Casos clínicos

 ENUNCIADO DEL CASO CLÍNICO 10

Hombre de 74 años, con antecedentes personales de hidrocele y hernia inguinal desde hace 10 años, presenta amplias placas eritemato-escamosas, poiquilodérmicas,  hiperpigmentadas en red, con zonas de piel sana o atrófica, de color rojo-violáceo y con finas telangiectasias, localizadas en las caras laterales y anteriores del cuello (Fig.1), en los huecos axilares, extendiéndose hacia la cara interna del tercio superior de los brazos, en las regiones umbilical y sacra y en amplia banda de más de 6 cm en los pliegues inguinales (Fig.2).
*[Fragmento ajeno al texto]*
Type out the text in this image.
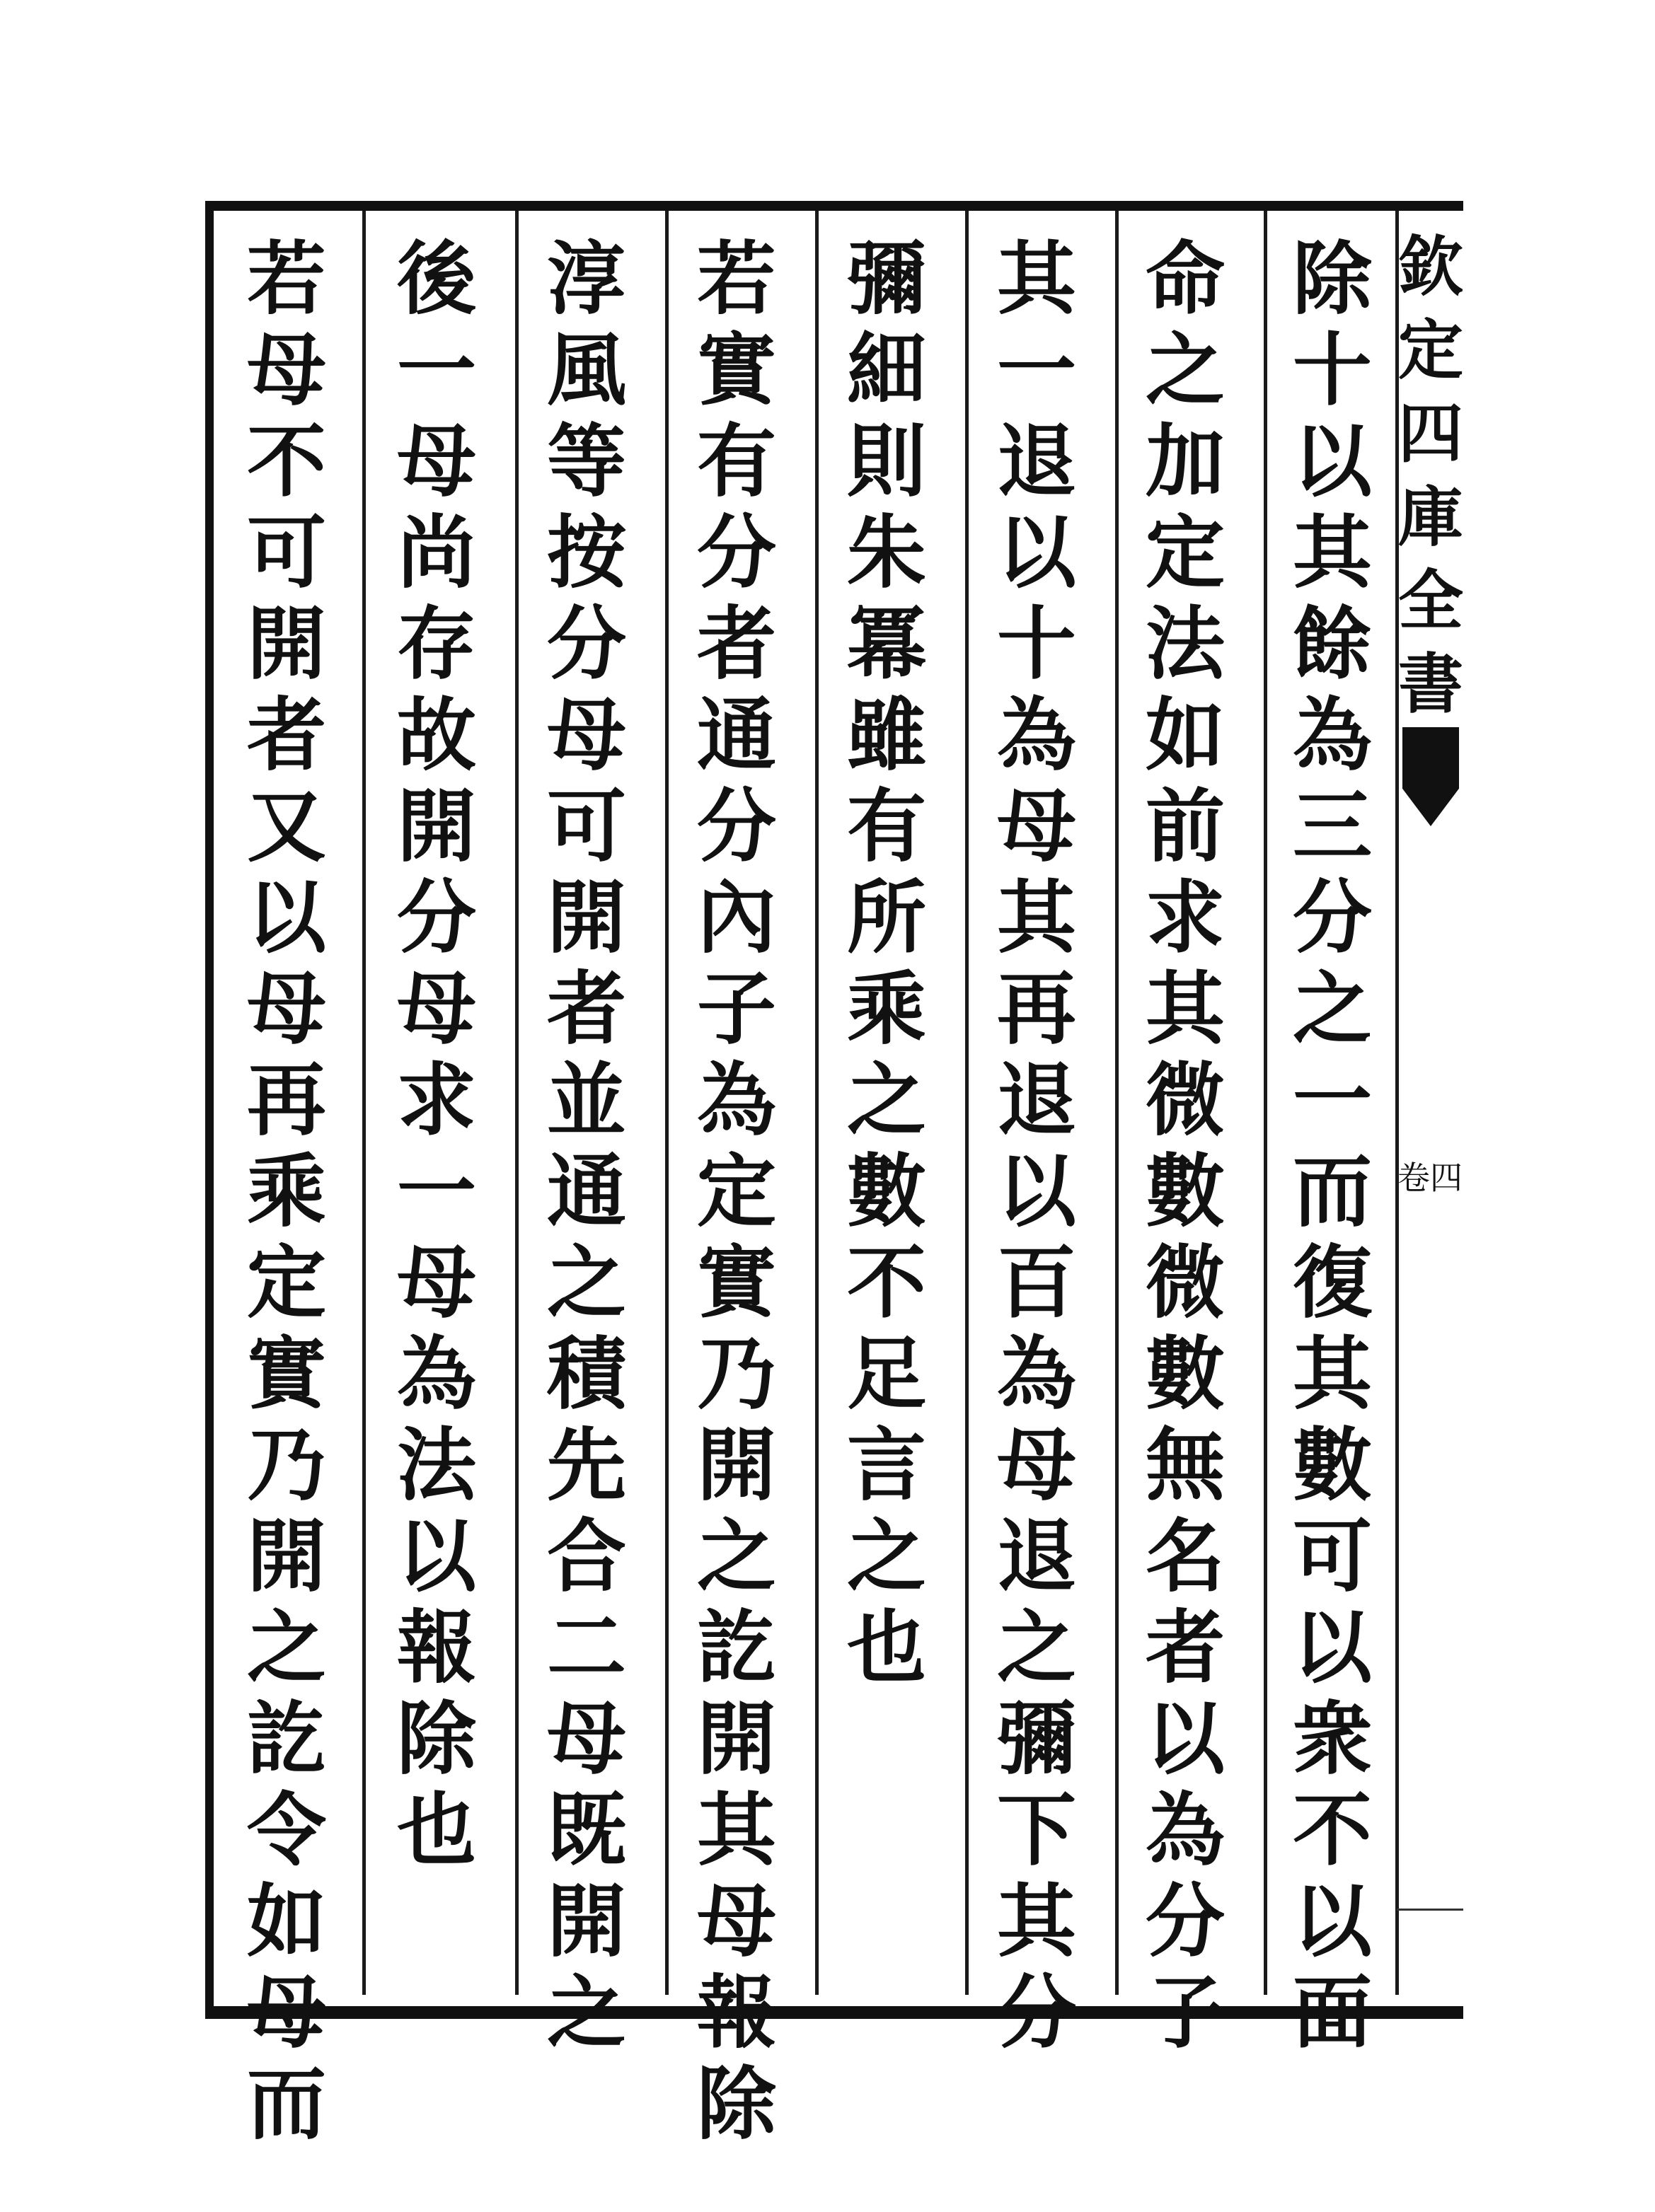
除
十
以
其
餘
為
三
分
之
一
而
復
其
數
可
以
衆
不
以
面
命
之
加
定
法
如
前
求
其
微
數
微
數
無
名
者
以
為
分
子
其
一
退
以
十
為
母
其
再
退
以
百
為
母
退
之
彌
下
其
分
彌
細
則
朱
冪
雖
有
所
乘
之
數
不
足
言
之
也
若
實
有
分
者
通
分
內
子
為
定
實
乃
開
之
訖
開
其
母
報
除
淳
風
等
按
分
母
可
開
者
並
通
之
積
先
合
二
母
既
開
之
後
一
母
尚
存
故
開
分
母
求
一
母
為
法
以
報
除
也
若
母
不
可
開
者
又
以
母
再
乘
定
實
乃
開
之
訖
令
如
母
而
欽
定
四
庫
全
書
卷四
La descamación es fina, delicada, muy adherente y en relación con las relativamente numerosas pápulas que se distribuyen por su superficie, sin tendencia a confluir.

 

Fig.1

Fig.2

Las caras internas de las raíces de los miembros superiores muestran las más recientes zonas de progresión y establecen la imagen clínica primitiva, donde predomina el carácter eritematoso y papuloso, con una discreta infiltración que, al paso del tiempo, es remplazado por la hiper-hipopigmentación, atrofia y descamación. El tiempo de evolución es impreciso pero en todo caso de varios años, sin que en ningún momento haya habido una remisión total.

Las biopsias cutáneas del cuello y del flanco muestran una atrofia epidérmica irregular, con aplanamiento de la basal, bajo la que se extiende un denso infiltrado en banda que ocupa todo el dermis superficial (Fig.3), con los límites inferiores más o menos profundos, según el grado de atrofia epitelial. Dicho infiltrado es fundamentalmente linfocitario, con un discreto porcentaje histiocitario, y en las zonas de menor atrofia epidérmica tiene tendencia a distribuirse en manguitos perivasculares (Fig.4). En este último caso la exocitosis es discreta y no penetra más allá de las dos capas epidérmicas inferiores, pero en el caso de las lesiones antiguas, atróficas, con denso infiltrado en banda, la exocitosis es más importante y en ocasiones, aunque raramente, se encuentra en pequeños focos en las capas epidérmicas medias.